Mount Currie resident injured seriously after pit bull attack 

Victim requires 53 stitches and goes home with cuts and bruises; dogs allegedly killed by owner

Three pit bulls involved in an attack on a Mount Currie Band member last Friday have been killed by their owner under orders from the Lil'wat government.

Mount Currie Band Chief Lucinda Phillips got the news Friday morning at about 8:30 a.m. from the Stl'atl'imx Tribal Police that a member had been "viciously attacked" by the three dogs, according to a news release.

Nearby residents witnessing the attack immediately called the RCMP and the Tribal Police.

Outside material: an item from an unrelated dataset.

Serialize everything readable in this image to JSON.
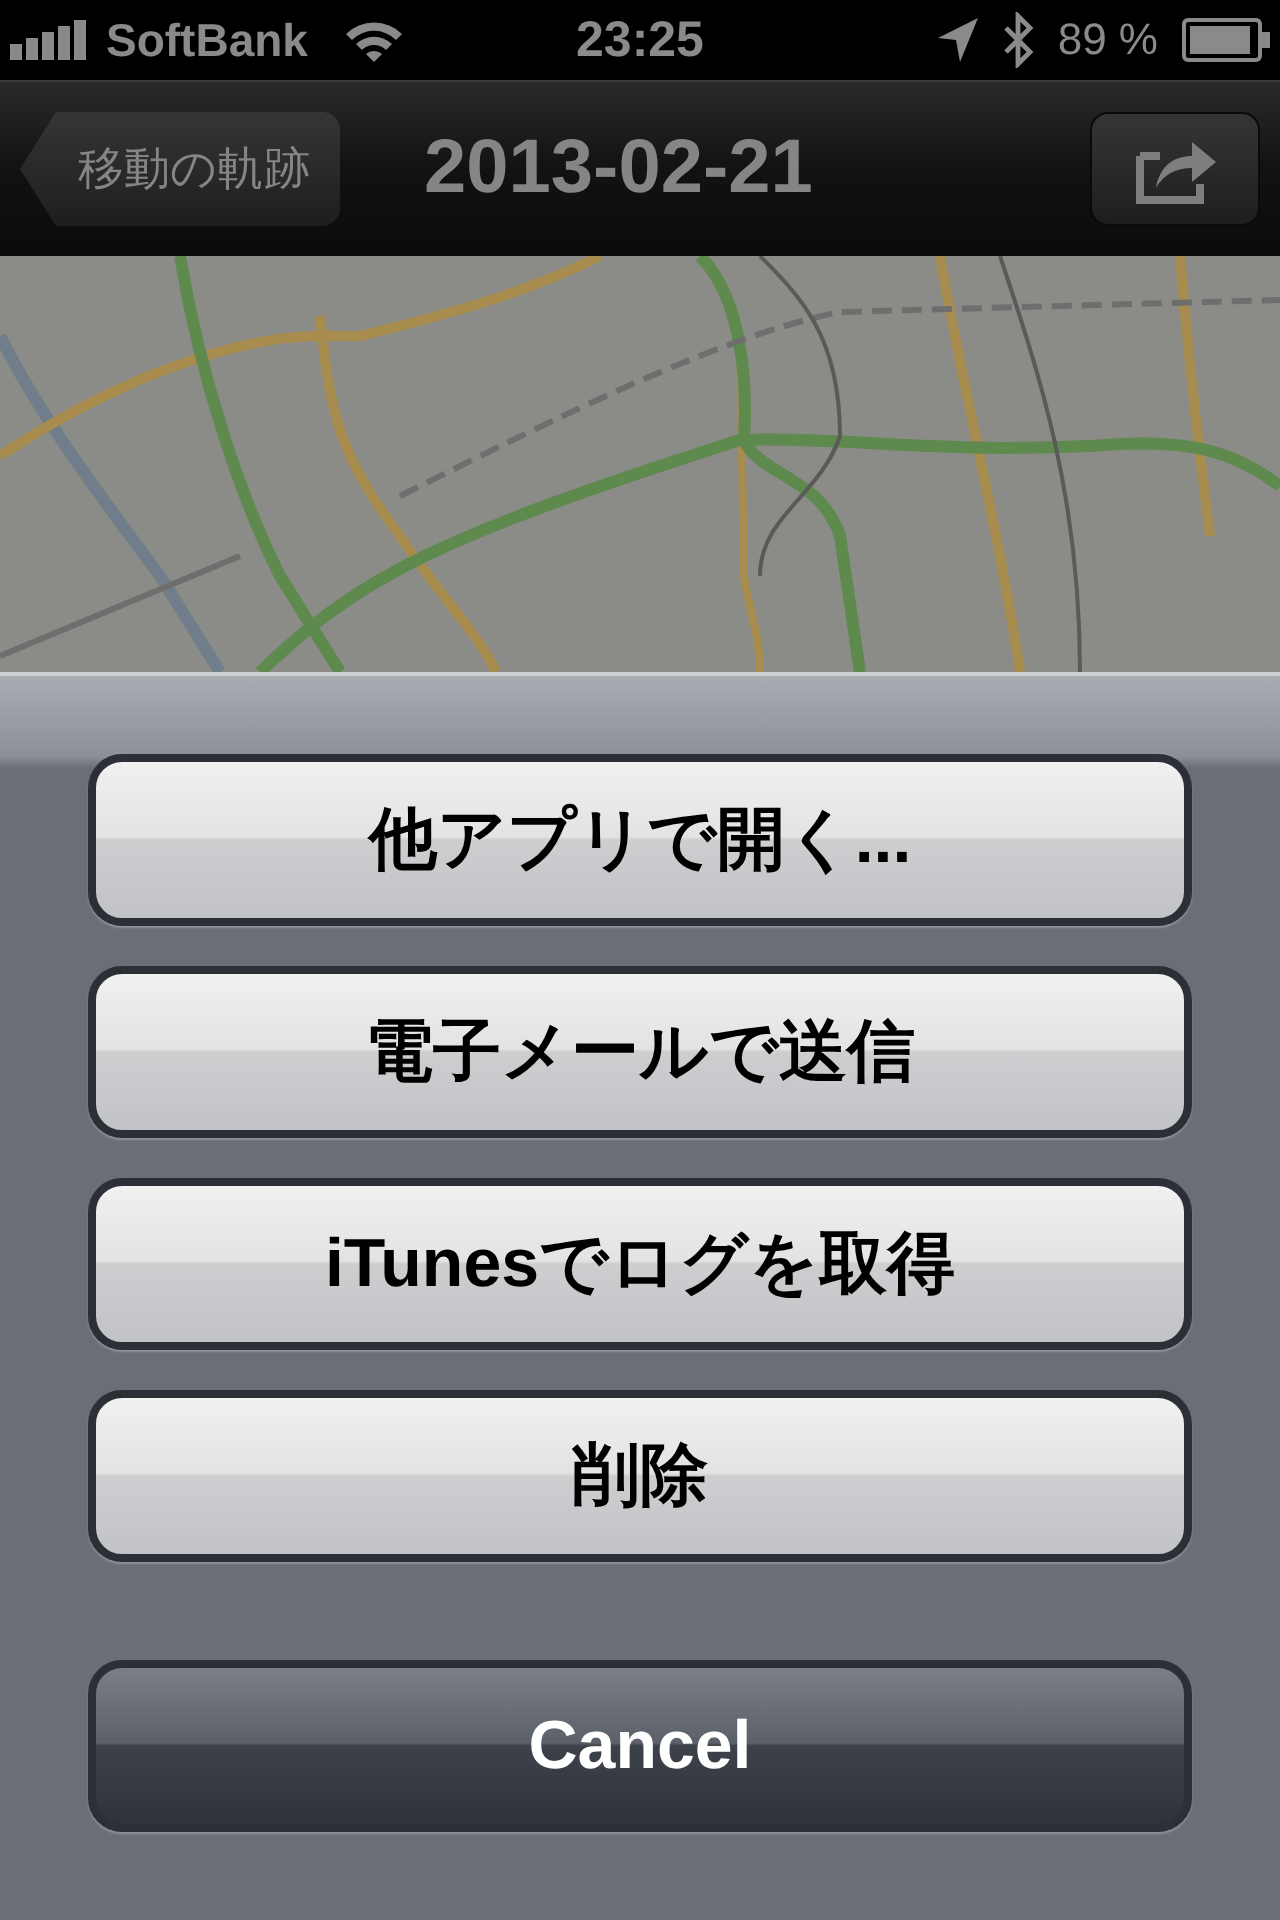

A female officer attending the scene was also attacked by a dog and had to get five to seven stitches.

The owner has killed the dogs, according to Phillips, and the community member is back home after receiving about 53 stitches.

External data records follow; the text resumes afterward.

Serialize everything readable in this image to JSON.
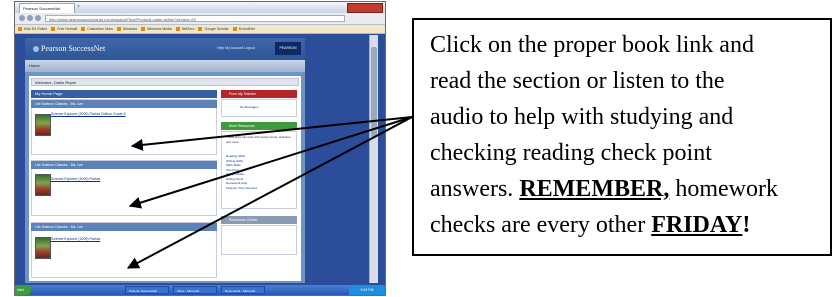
{
  "browser": {
    "tab_title": "Pearson SuccessNet",
    "url": "http://www.pearsonsuccessnet.com/snpapp/iText/ProductLoader.action?section=20",
    "bookmarks": [
      "Kids Ed Online",
      "Free Hotmail",
      "Customize Links",
      "Windows",
      "Windows Media",
      "NetZero",
      "Google Scholar",
      "SchoolNet"
    ],
    "taskbar": {
      "start_label": "start",
      "tasks": [
        "Pearson SuccessNet",
        "Inbox - Microsoft",
        "Document1 - Microsoft"
      ],
      "clock": "9:42 PM"
    }
  },
  "page": {
    "logo": "Pearson SuccessNet",
    "header_links": "Help  My Account  Logout",
    "publisher_badge": "PEARSON",
    "menu_home": "Home",
    "welcome": "Welcome, Darlin Roper",
    "main_panel_title": "My Home Page",
    "classes": [
      {
        "title": "Life Science Classes - Ms. Lee",
        "book_link": "Science Explorer (2009) Florida Edition Grade 8"
      },
      {
        "title": "Life Science Classes - Ms. Lee",
        "book_link": "Science Explorer (2009) Florida"
      },
      {
        "title": "Life Science Classes - Ms. Lee",
        "book_link": "Science Explorer (2009) Florida"
      }
    ],
    "sidebar": {
      "from_teacher": "From My Teacher",
      "from_teacher_item": "No Messages",
      "resources_title": "More Resources",
      "resources_intro": "These links can help with assignments, activities, and more.",
      "resources_links": [
        "Reading Skills",
        "Writing Skills",
        "Math Skills",
        "Test Prep",
        "Study Guides",
        "Writing Tools",
        "Homework Help"
      ],
      "resources_footer": "Pearson Tutor Services",
      "research_title": "Resources Center"
    }
  },
  "callout": {
    "line1": "Click on the proper book link and",
    "line2": "read the section or listen to the",
    "line3": "audio to help with studying and",
    "line4": "checking reading check point",
    "line5_a": "answers. ",
    "line5_em": "REMEMBER,",
    "line5_b": " homework",
    "line6_a": "checks are every other ",
    "line6_em": "FRIDAY",
    "line6_b": "!"
  }
}
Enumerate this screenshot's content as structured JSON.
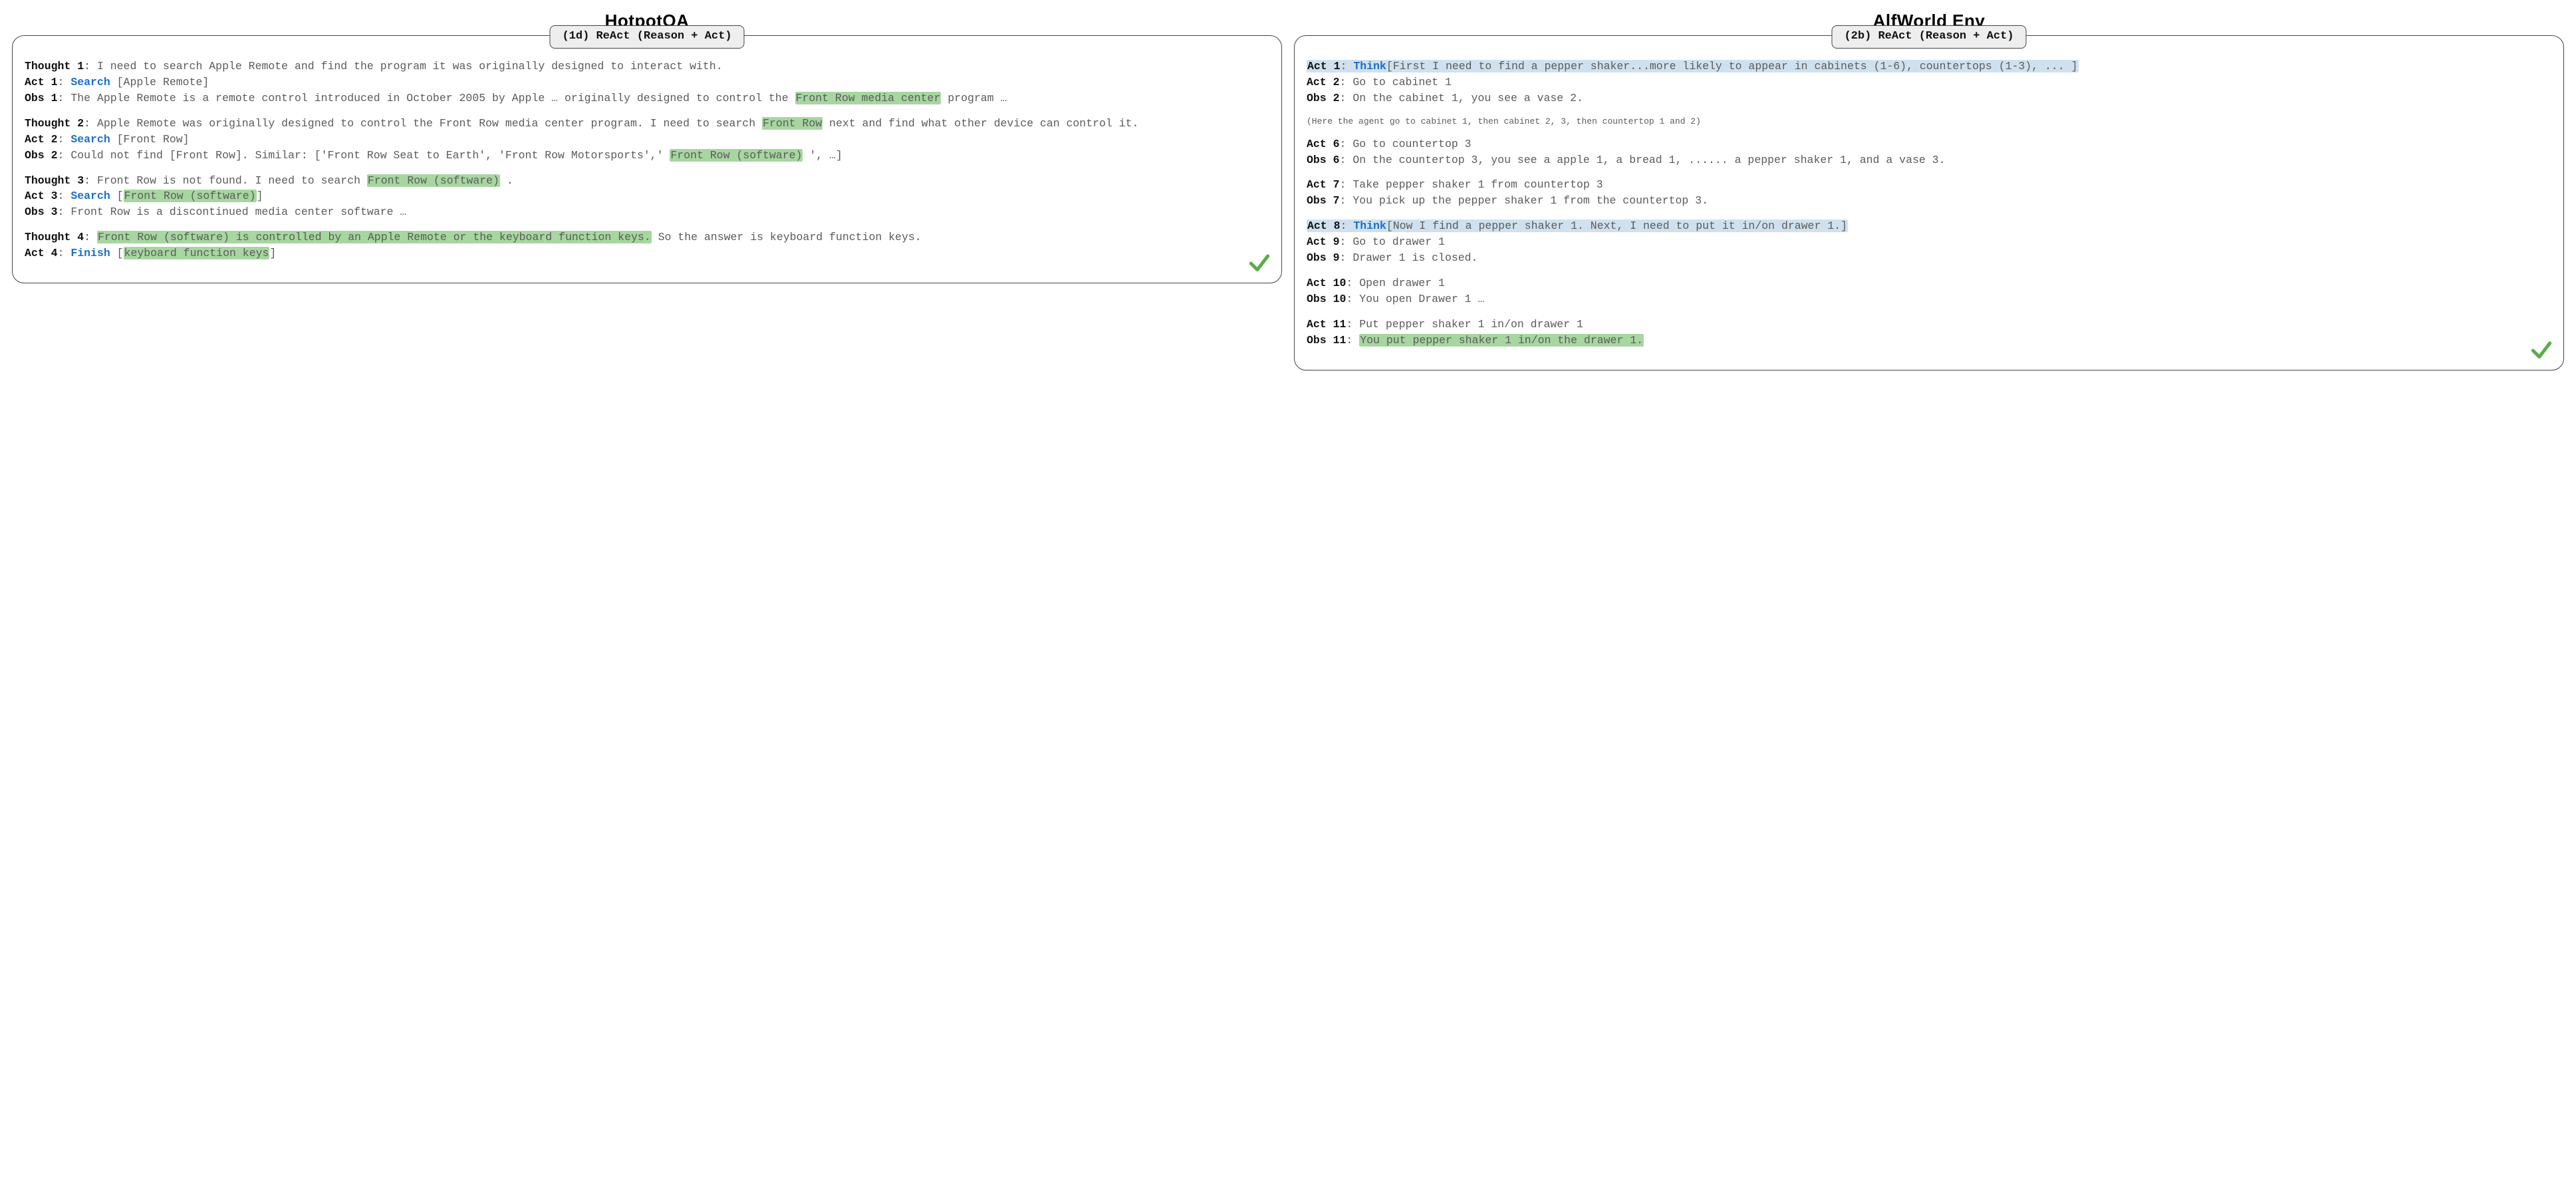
{
  "left": {
    "title": "HotpotQA",
    "tab": "(1d) ReAct (Reason + Act)",
    "labels": {
      "thought1": "Thought 1",
      "act1": "Act 1",
      "obs1": "Obs 1",
      "thought2": "Thought 2",
      "act2": "Act 2",
      "obs2": "Obs 2",
      "thought3": "Thought 3",
      "act3": "Act 3",
      "obs3": "Obs 3",
      "thought4": "Thought 4",
      "act4": "Act 4"
    },
    "thought1": "I need to search Apple Remote and find the program it was originally designed to interact with.",
    "act1_kw": "Search",
    "act1_arg": "[Apple Remote]",
    "obs1_pre": "The Apple Remote is a remote control introduced in October 2005 by Apple … originally designed to control the ",
    "obs1_hl": "Front Row media center",
    "obs1_post": " program …",
    "thought2_pre": "Apple Remote was originally designed to control the Front Row media center program. I need to search  ",
    "thought2_hl": "Front Row",
    "thought2_post": " next and find what other device can control it.",
    "act2_kw": "Search",
    "act2_arg": "[Front Row]",
    "obs2_pre": "Could not find [Front Row]. Similar: ['Front Row Seat to Earth', 'Front Row Motorsports',' ",
    "obs2_hl": "Front Row (software)",
    "obs2_post": "', …]",
    "thought3_pre": "Front Row is not found. I need to search  ",
    "thought3_hl": "Front Row (software)",
    "thought3_post": " .",
    "act3_kw": "Search",
    "act3_open": "[",
    "act3_hl": "Front Row (software)",
    "act3_close": "]",
    "obs3": "Front Row is a discontinued media center software …",
    "thought4_hl": "Front Row (software) is controlled by an Apple Remote or the keyboard function keys.",
    "thought4_post": "  So the answer is keyboard function keys.",
    "act4_kw": "Finish",
    "act4_open": "[",
    "act4_hl": "keyboard function keys",
    "act4_close": "]"
  },
  "right": {
    "title": "AlfWorld Env",
    "tab": "(2b) ReAct (Reason + Act)",
    "labels": {
      "act1": "Act 1",
      "act2": "Act 2",
      "obs2": "Obs 2",
      "act6": "Act 6",
      "obs6": "Obs 6",
      "act7": "Act 7",
      "obs7": "Obs 7",
      "act8": "Act 8",
      "act9": "Act 9",
      "obs9": "Obs 9",
      "act10": "Act 10",
      "obs10": "Obs 10",
      "act11": "Act 11",
      "obs11": "Obs 11"
    },
    "act1_kw": "Think",
    "act1_text": "[First I need to find a pepper shaker...more likely to appear in cabinets (1-6), countertops (1-3), ...   ]",
    "act2": "Go to cabinet 1",
    "obs2": "On the cabinet 1, you see a vase 2.",
    "note": "(Here the agent go to cabinet 1, then cabinet 2, 3, then countertop 1 and 2)",
    "act6": "Go to countertop 3",
    "obs6": "On the countertop 3, you see a apple 1, a bread 1, ...... a pepper shaker 1, and a vase 3.",
    "act7": "Take pepper shaker 1 from countertop 3",
    "obs7": "You pick up the pepper shaker 1 from the countertop 3.",
    "act8_kw": "Think",
    "act8_text": "[Now I find a pepper shaker 1. Next, I need to put it in/on drawer 1.]",
    "act9": "Go to drawer 1",
    "obs9": "Drawer 1 is closed.",
    "act10": "Open drawer 1",
    "obs10": "You open Drawer 1 …",
    "act11": "Put pepper shaker 1 in/on drawer 1",
    "obs11_hl": "You put pepper shaker 1 in/on the drawer 1."
  },
  "icons": {
    "check": "check-icon"
  },
  "colors": {
    "green_highlight": "#a7d6a0",
    "blue_highlight": "#cfe1ef",
    "keyword_blue": "#1d6fc9",
    "check_green": "#5aad47"
  }
}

"I think it's doing okay, a lot of bumps and bruises, scrapes, scars," she said. "Mentally I haven't spoken to him yet, so I also need to follow up."

Asked whether these particular dogs or their owner had been the subject of complaints before, Phillips said she was notified previously that there were two or three problem pit bulls within the community but she didn't have any information from the police as to whether they had attacked anyone previously.

"I know they've been flagged with me that there's two or three pit bulls within the vicinity of this area," she said.

Phillips said in a news release that the band will "not tolerate" any animals that show this level of aggression toward community members or anyone else.

She said that dog control has been an issue in Mount Currie for many years and that the band has taken steps with partners such as Whistler Animals Galore (WAG) to maintain a significant dog population within the community.

Just last summer, Phillips struck a partnership with WAG and the SPCA to indiscriminately pull dogs off the streets if they weren't fenced in or tied up.

The initiative ultimately disappointed her. She said at the time that volunteers picked up an estimated 28 dogs off the streets, not as many as she hoped for and not the most aggressive ones.

Phillips clarified, however, that the dogs involved in Friday morning's attack were not ones that she identified during the operation last summer.